Extortionate fees on exporters
Speaking with Food Manufacture on Friday, Baughan said that the meeting gave him the opportunity to air his thoughts and feelings as an SME around the impact Brexit and subsequent trading changes have had on his business and others.
He estimates that since Brexit, red tape has seen him paying, per shipment, an excess of £500.
Further to this, Baughan – who also represents Taste of the West, an independent regional food group which promotes local food and drink from South West England – spoke of horror stories he’s heard related to consignment issues which have added further financial burden to businesses.
Such problems have resulted in impounded and subsequently destroyed products, with the businesses charged for it. For an SME with wafer thin margins, that kind of hit can be disastrous.
“It’s a risk that not many owners will want to take,” Baughan added.
And Defra’s own data has shown the disproportionate impact on smaller businesses, highlighting that red tape “has created a competitive disadvantage between smaller firms and larger operators”.
As Nick Thomas-Symonds pointed out in his speech: “Exports down by nearly 20% since 2019…
“…and since 2021 over 16,000 businesses have stopped exporting to the EU entirely.
“Behind every number and statistic is a British business, a British entrepreneur, a British start-up.
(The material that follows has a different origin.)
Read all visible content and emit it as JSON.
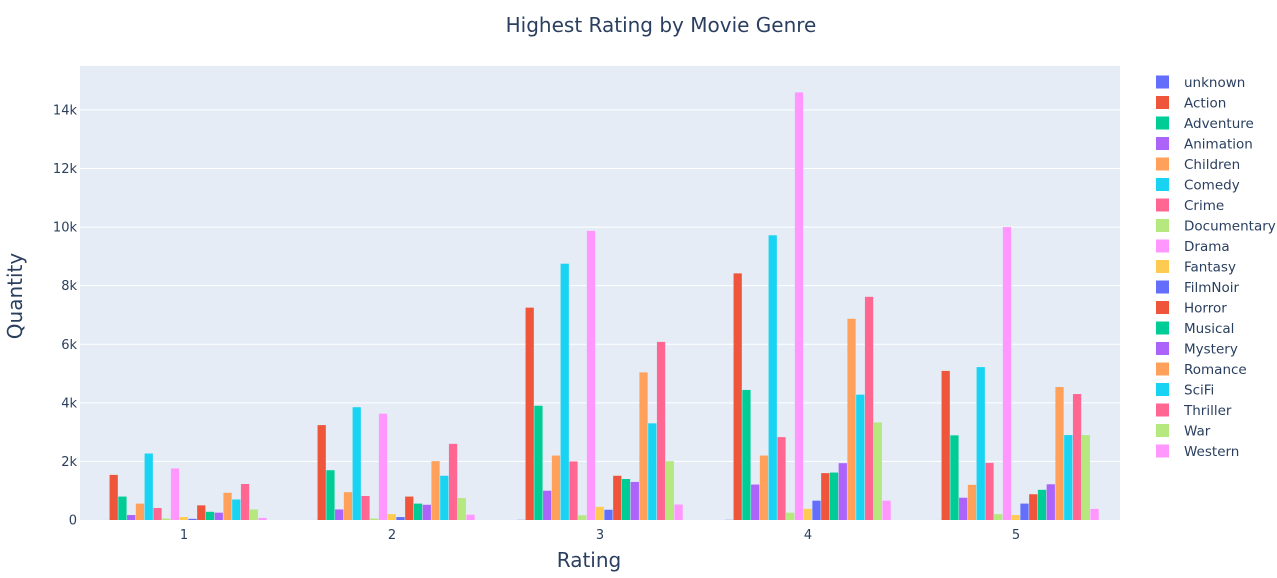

Paying the price.”

He flagged the excessive costs agrifood businesses are facing to export, naming numbers including £200 for an export health certificate, £149 for SPS checks per shipment, up to £1,400 per shipment if you’re selected for sampling.
“Companies big and small are crying out for change. For practical help to bring down bills so they make goods cheaper for the public,” the EU relations minister added.
Baughan said that he “was really heartened by the way the minister [Thomas-Symonds] articulated, very clearly, how bad it was for SMEs at the moment” and felt “reassured”.
“It was almost like I’d written it [his speech] and I thought ‘wow that’s brilliant’,” he added.
A ‘disappointing’ outcome
But the reassurance was short-lived after Baughan heard the SPS agreement which promises to fix all these woes isn’t going to happen until 2027.
When the original announcement of an SPS deal emerged in May, Baughan had pressed his contacts in Defra and other export departments as to when the agreement would come into effect.
“They said it’s probably going to be months,” he recalled – but Baughan didn’t expect 18 months.
“I do find it quite disappointing,” he continued.
“I asked them {government) ‘what’s the issue?’ And they said, ‘well, it’s complicated’. My personal view is that the government is actually trying to push through a wide range of trade agreements on a number of different things.”
He explained that the sheer number of issues that the government is trying to reach an agreement on means that the SPS agreement – which he believes is ready to go – has been shelved.
“The UK has made it very clear that they really want to prevent the import of foie gras into the UK. It might well be that we have to actually say, ‘look, we’ll argue about foie gras at a later stage’ – but really, we don’t want to hold up an SPS agreement which has been agreed in outline already.
“It’s our livelihoods, our mortgages on the line. It is not easy to set up a business in food and drink in the UK, let alone scale it up and then make a success of it.
“It doesn’t seem that the government is quite so focused in getting a deal across the line as somebody whose livelihood depends upon it.”
In the interim, the government has announced interim relief, halting checks on some products but Baughan isn’t impressed, saying they are “just scratching the surface of what is possible”.
Baughan added that he is worried the longer we wait, the more difficult it will be to settle on an agreement.
Commenting on concerns aired around the delay, Thomas, who is the minister for small businesses and exports, told Food Manufacture: “We obviously want to get the deal over the line as quickly as we can. Inevitably, when you’re putting together any sort of trade deal, you have to go through the detail, and that’s what we will now do.”
A government spokesperson for Defra added: “Following the UK-EU Summit we will be finalising the details of our SPS agreement, which will make trade with our biggest market cheaper and easier.
“The UK and EU are moving at pace but this is an ambitious agreement and it’s important that we get the detail right.”
We have been promised more detailed negotiations in the autumn, once the EU has confirmed their negotiating mandate, with an to conclude negotiations and have legislative arrangements in place no later than 2027.